Punaise de feu et punaise divine forment une symbiose en dehors du temps, se dit-on en barbe en les apercevant.
Sur ordre mesuré de Mr Parangeaoux, qui aime s’acoquiner avec tout ce qui s’apparente à l’Ordre, le joyeux Coccyx azuré contemple la luxuriante activité du bourg sourd.
Malheureusement, les malfrats sont comme chiroptères et chiromanes, ils ne se mouillent que la nuit.
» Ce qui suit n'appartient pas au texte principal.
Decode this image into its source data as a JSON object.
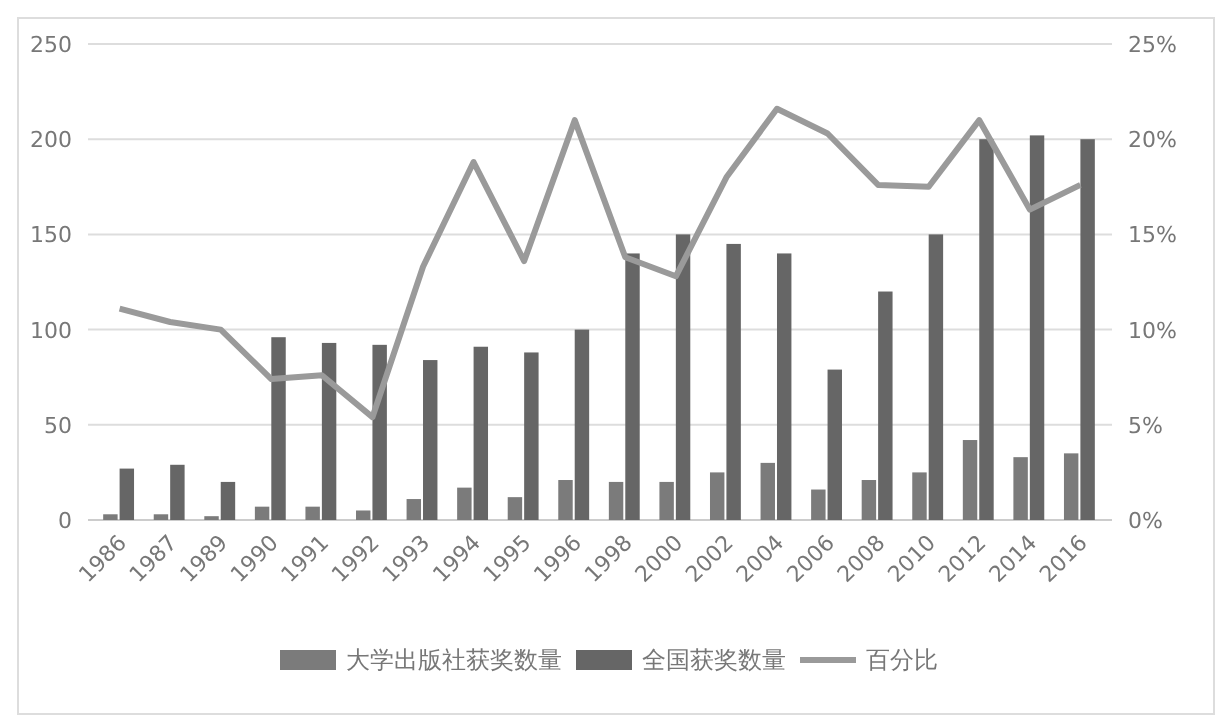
{
  "chart_data": {
    "type": "bar",
    "categories": [
      "1986",
      "1987",
      "1989",
      "1990",
      "1991",
      "1992",
      "1993",
      "1994",
      "1995",
      "1996",
      "1998",
      "2000",
      "2002",
      "2004",
      "2006",
      "2008",
      "2010",
      "2012",
      "2014",
      "2016"
    ],
    "series": [
      {
        "name": "大学出版社获奖数量",
        "color": "#7b7b7b",
        "values": [
          3,
          3,
          2,
          7,
          7,
          5,
          11,
          17,
          12,
          21,
          20,
          20,
          25,
          30,
          16,
          21,
          25,
          42,
          33,
          35
        ]
      },
      {
        "name": "全国获奖数量",
        "color": "#666666",
        "values": [
          27,
          29,
          20,
          96,
          93,
          92,
          84,
          91,
          88,
          100,
          140,
          150,
          145,
          140,
          79,
          120,
          150,
          200,
          202,
          200
        ]
      },
      {
        "name": "百分比",
        "type": "line",
        "axis": "y2",
        "color": "#9a9a9a",
        "values": [
          11.1,
          10.4,
          10.0,
          7.4,
          7.6,
          5.4,
          13.3,
          18.8,
          13.6,
          21.0,
          13.8,
          12.8,
          18.0,
          21.6,
          20.3,
          17.6,
          17.5,
          21.0,
          16.3,
          17.6
        ]
      }
    ],
    "ylim": [
      0,
      250
    ],
    "yticks": [
      0,
      50,
      100,
      150,
      200,
      250
    ],
    "y2lim": [
      0,
      25
    ],
    "y2ticks": [
      {
        "value": 0,
        "label": "0%"
      },
      {
        "value": 5,
        "label": "5%"
      },
      {
        "value": 10,
        "label": "10%"
      },
      {
        "value": 15,
        "label": "15%"
      },
      {
        "value": 20,
        "label": "20%"
      },
      {
        "value": 25,
        "label": "25%"
      }
    ],
    "grid": "y",
    "legend": "bottom"
  }
}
Point d’arrestation, point de phlachebaules, point de venin assermenté. Et c’est ainsi que quelques voisins furent, sur façade, barbouillés de térébenthine.
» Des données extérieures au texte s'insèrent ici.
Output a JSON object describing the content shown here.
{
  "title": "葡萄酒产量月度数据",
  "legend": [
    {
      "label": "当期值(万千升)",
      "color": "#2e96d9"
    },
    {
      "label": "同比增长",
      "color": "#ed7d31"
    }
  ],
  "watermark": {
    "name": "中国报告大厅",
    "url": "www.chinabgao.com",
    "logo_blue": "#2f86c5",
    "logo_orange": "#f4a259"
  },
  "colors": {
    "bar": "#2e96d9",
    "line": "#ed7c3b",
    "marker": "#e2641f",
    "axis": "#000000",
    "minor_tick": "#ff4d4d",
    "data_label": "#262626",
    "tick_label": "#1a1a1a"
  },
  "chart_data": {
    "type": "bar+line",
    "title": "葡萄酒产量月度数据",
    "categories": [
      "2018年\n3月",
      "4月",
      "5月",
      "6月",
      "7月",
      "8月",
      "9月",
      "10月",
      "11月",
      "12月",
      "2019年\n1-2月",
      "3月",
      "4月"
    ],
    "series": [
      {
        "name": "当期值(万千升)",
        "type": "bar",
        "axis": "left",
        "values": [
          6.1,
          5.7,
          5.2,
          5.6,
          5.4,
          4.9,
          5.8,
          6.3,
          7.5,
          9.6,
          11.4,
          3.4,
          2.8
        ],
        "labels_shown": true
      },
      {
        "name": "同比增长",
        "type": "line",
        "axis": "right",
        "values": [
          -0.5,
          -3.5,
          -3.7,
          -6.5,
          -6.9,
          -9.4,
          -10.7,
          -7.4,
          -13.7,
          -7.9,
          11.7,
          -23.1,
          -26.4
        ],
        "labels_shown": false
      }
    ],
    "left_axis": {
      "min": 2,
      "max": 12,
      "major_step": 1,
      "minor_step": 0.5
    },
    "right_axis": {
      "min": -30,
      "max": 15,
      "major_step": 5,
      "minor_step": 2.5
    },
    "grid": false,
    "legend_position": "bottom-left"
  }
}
Mais revenons à nos insectes. Ceux-ci vient en colonie, marchent cul à cul, ce qui démontre bien une fois de plus que “la nature est mal faite” (comment fuir alors que la progéniture est en cours ? De même les mammifères en cloques devraient devraient darwinement être allégés et ainsi les foetus devraient présenter un avantage comme le don d’invisibilité, d’allégeance… etc)
Aussi, si leurs confrères uniformisés étaient mieux “sélectionnés”, ils dormiraient le jour et veilleraient la nuit. Ou alors il faudrait recruter le corps protecteur chez les brigands, véritables nyctalopes réhabilitant la théorie de la sélection naturelle !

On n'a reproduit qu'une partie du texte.